J'ai fait la connaissance des deux frères De Grand-Maison, des jumeaux identiques, ils avaient seize ans. J'imagine que ma pilosité enlevait du sex-appeal aux yeux des garçons. Comme blonde potentielle, si j'avais aimé les garçons, mon chien était mort. Cela n'avait pas une grande importance à ce moment-là, mes hormones étaient restées sûrement quelque part dans le sud et n'étaient pas encore revenues au pays ; comparé aux autres ados, je n'avais pas les hormones dans le tapis.


Les jumeaux, pour se moquer de moi, m'ont donné le surnom de ''tite-bête''.


Plus les jours avançaient, plus notre amitié grandissait et plus le ''tite-bête'' avait une note de gentillesse et d'affection.
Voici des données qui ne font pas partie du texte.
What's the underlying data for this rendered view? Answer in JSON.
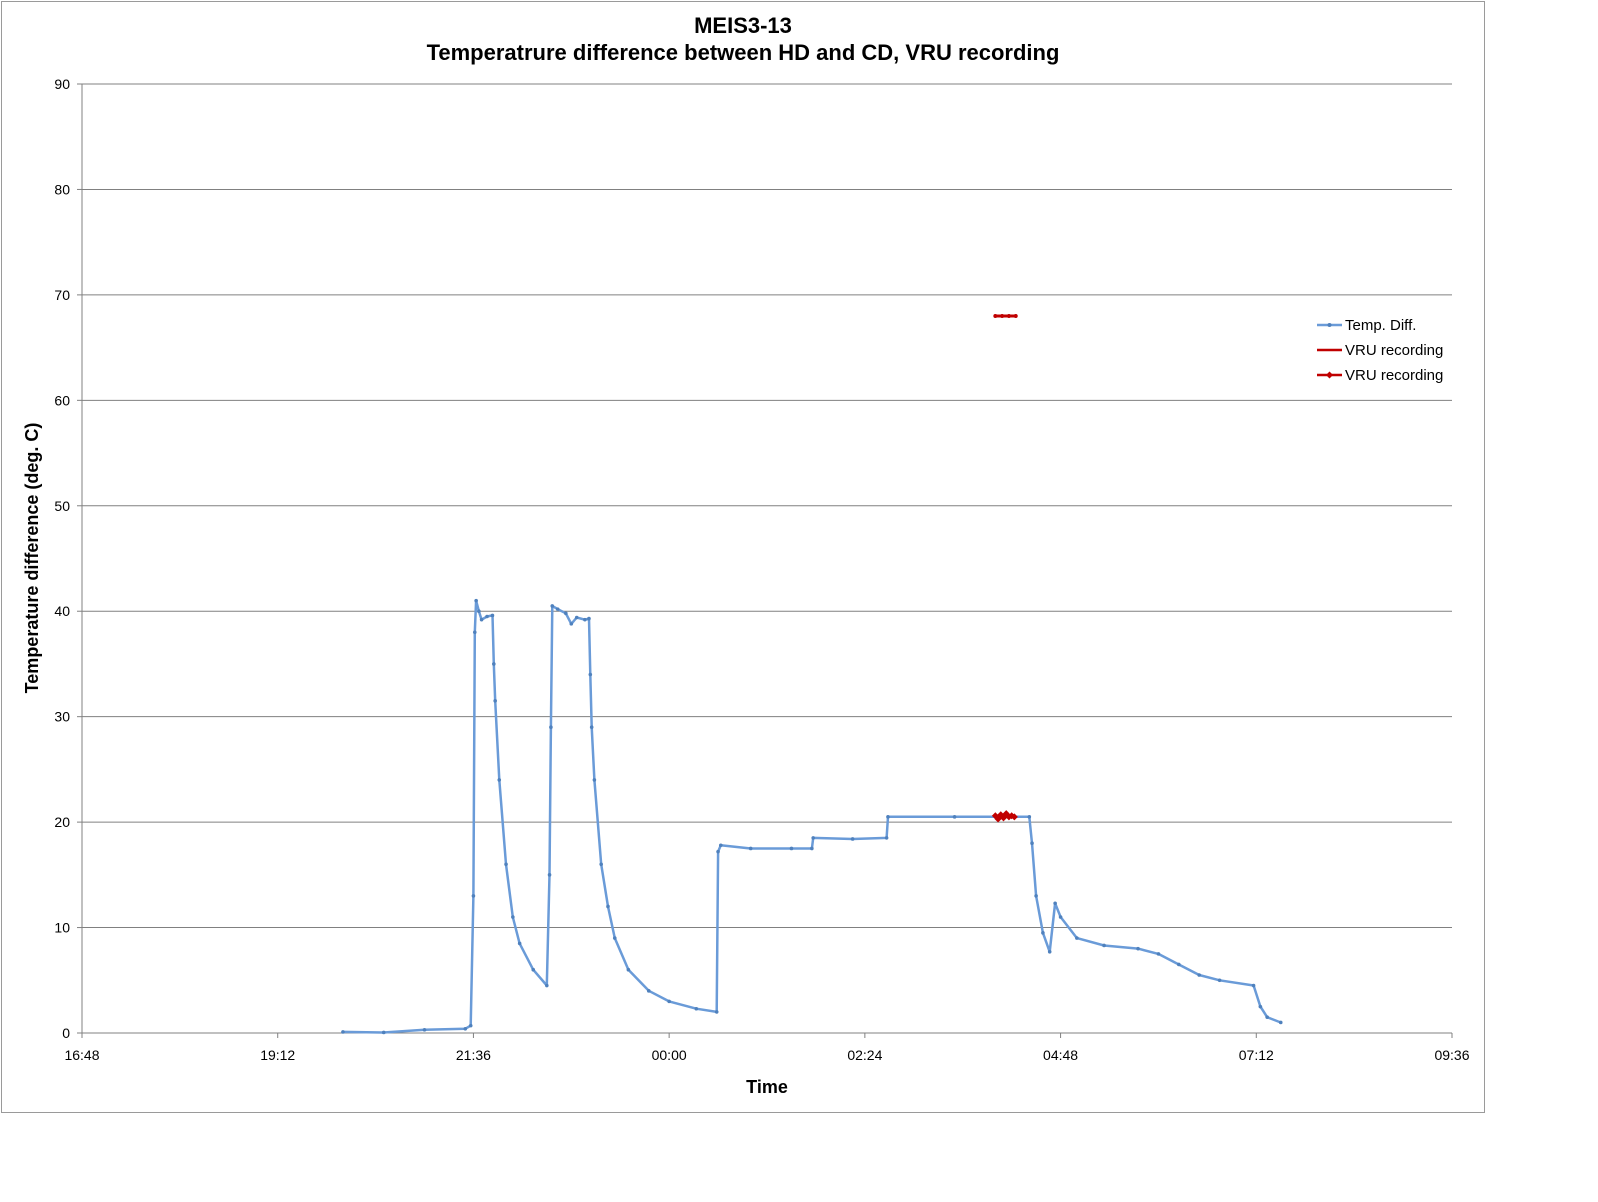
{
  "chart_data": {
    "type": "line",
    "title": "MEIS3-13",
    "subtitle": "Temperatrure difference between HD and CD, VRU recording",
    "xlabel": "Time",
    "ylabel": "Temperature difference (deg. C)",
    "xlim": [
      "16:48",
      "09:36"
    ],
    "x_ticks": [
      "16:48",
      "19:12",
      "21:36",
      "00:00",
      "02:24",
      "04:48",
      "07:12",
      "09:36"
    ],
    "ylim": [
      0,
      90
    ],
    "y_ticks": [
      0,
      10,
      20,
      30,
      40,
      50,
      60,
      70,
      80,
      90
    ],
    "grid": "horizontal",
    "legend_position": "right",
    "series": [
      {
        "name": "Temp. Diff.",
        "color": "#6a9bd8",
        "marker": "dot",
        "points": [
          [
            "20:00",
            0.1
          ],
          [
            "20:30",
            0.05
          ],
          [
            "21:00",
            0.3
          ],
          [
            "21:30",
            0.4
          ],
          [
            "21:34",
            0.7
          ],
          [
            "21:36",
            13.0
          ],
          [
            "21:37",
            38.0
          ],
          [
            "21:38",
            41.0
          ],
          [
            "21:40",
            40.0
          ],
          [
            "21:42",
            39.2
          ],
          [
            "21:46",
            39.5
          ],
          [
            "21:50",
            39.6
          ],
          [
            "21:51",
            35.0
          ],
          [
            "21:52",
            31.5
          ],
          [
            "21:55",
            24.0
          ],
          [
            "22:00",
            16.0
          ],
          [
            "22:05",
            11.0
          ],
          [
            "22:10",
            8.5
          ],
          [
            "22:20",
            6.0
          ],
          [
            "22:30",
            4.5
          ],
          [
            "22:32",
            15.0
          ],
          [
            "22:33",
            29.0
          ],
          [
            "22:34",
            40.5
          ],
          [
            "22:38",
            40.2
          ],
          [
            "22:44",
            39.8
          ],
          [
            "22:48",
            38.8
          ],
          [
            "22:52",
            39.4
          ],
          [
            "22:58",
            39.2
          ],
          [
            "23:01",
            39.3
          ],
          [
            "23:02",
            34.0
          ],
          [
            "23:03",
            29.0
          ],
          [
            "23:05",
            24.0
          ],
          [
            "23:10",
            16.0
          ],
          [
            "23:15",
            12.0
          ],
          [
            "23:20",
            9.0
          ],
          [
            "23:30",
            6.0
          ],
          [
            "23:45",
            4.0
          ],
          [
            "00:00",
            3.0
          ],
          [
            "00:20",
            2.3
          ],
          [
            "00:35",
            2.0
          ],
          [
            "00:36",
            17.2
          ],
          [
            "00:38",
            17.8
          ],
          [
            "01:00",
            17.5
          ],
          [
            "01:30",
            17.5
          ],
          [
            "01:45",
            17.5
          ],
          [
            "01:46",
            18.5
          ],
          [
            "02:15",
            18.4
          ],
          [
            "02:40",
            18.5
          ],
          [
            "02:41",
            20.5
          ],
          [
            "03:30",
            20.5
          ],
          [
            "04:00",
            20.5
          ],
          [
            "04:25",
            20.5
          ],
          [
            "04:27",
            18.0
          ],
          [
            "04:30",
            13.0
          ],
          [
            "04:35",
            9.5
          ],
          [
            "04:40",
            7.7
          ],
          [
            "04:44",
            12.3
          ],
          [
            "04:48",
            11.0
          ],
          [
            "05:00",
            9.0
          ],
          [
            "05:20",
            8.3
          ],
          [
            "05:45",
            8.0
          ],
          [
            "06:00",
            7.5
          ],
          [
            "06:15",
            6.5
          ],
          [
            "06:30",
            5.5
          ],
          [
            "06:45",
            5.0
          ],
          [
            "07:10",
            4.5
          ],
          [
            "07:15",
            2.5
          ],
          [
            "07:20",
            1.5
          ],
          [
            "07:30",
            1.0
          ]
        ]
      },
      {
        "name": "VRU recording",
        "color": "#c00000",
        "marker": "none",
        "points": [
          [
            "04:00",
            68.0
          ],
          [
            "04:05",
            68.0
          ],
          [
            "04:10",
            68.0
          ],
          [
            "04:15",
            68.0
          ]
        ]
      },
      {
        "name": "VRU recording",
        "color": "#c00000",
        "marker": "diamond",
        "points": [
          [
            "04:00",
            20.6
          ],
          [
            "04:02",
            20.3
          ],
          [
            "04:04",
            20.7
          ],
          [
            "04:06",
            20.4
          ],
          [
            "04:08",
            20.8
          ],
          [
            "04:10",
            20.5
          ],
          [
            "04:12",
            20.6
          ],
          [
            "04:14",
            20.5
          ]
        ]
      }
    ]
  }
}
Nous étions ensemble tous les jours.


C'était facile d'être amis avec eux, nous avions tant de plans de nègre à faire ensemble. C'est un été mémorable où je me sentais bien. J'ai appris à aimer tant de choses en compagnie des garçons. Nous avions même apprivoisé un petit suisse ; on l'avait nommé Skirel. Il venait manger des arachides sur nos genoux. L'été suivant, le père des garçons était très malade ; je ne les ai plus jamais revus.